The heat and humidity had lifted pollen from the ryegrass and carried it into the air, and the pollen burst, tiny stabbing shards flung down over Melbourne where the people breathed them in. Traffic clogged the streets as airways closed over. The ambulances couldn’t get to everyone. The hospitals couldn’t treat everyone. It was an epidemic. It was a flood.

In Mum’s dingy bedroom, it was quiet. The rainstorm passed, but the air didn’t clear. Judith propped up Mum’s shoulders and got her to sip the Coke. “It might help,” she said. Then she answered her cellphone and I could hear her in the hallway saying, “I can’t come in… Yes, I know. But I can’t come.”

Mum tugged at my arm and dragged in a breath and whispered to me, “It’s the end of the world, love.”

I tried to say something, but nothing came out.

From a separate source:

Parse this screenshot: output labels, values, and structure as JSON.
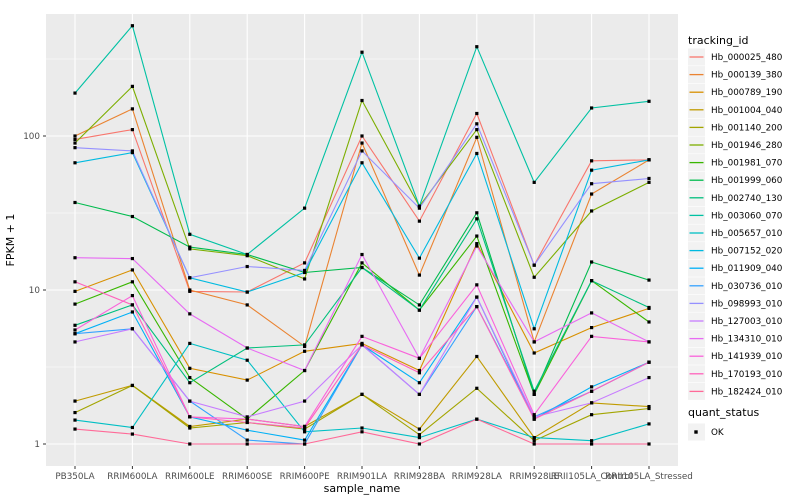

“She phoned for ambos hours ago,” said Mum, the words whispering out like ghosts. “They’re not coming… It’s the end.”

On the six o’clock news the next day a senior ambulance officer cleared his throat and didn’t let the tears drop as he said, “I never thought we’d have people die because we couldn’t get to them. Because there weren’t enough ambulances.”

But they did die. The earth rose up and the sky fell in, and my Mum couldn’t breathe the poisoned air.

She always talked about the end of the world. She was so desperate to warn me, so terrified at the prospect. But when it came, all the fear drained away, and there was nothing left but the sound of the air struggling in and out of her, little by little, less and less, until it was all over.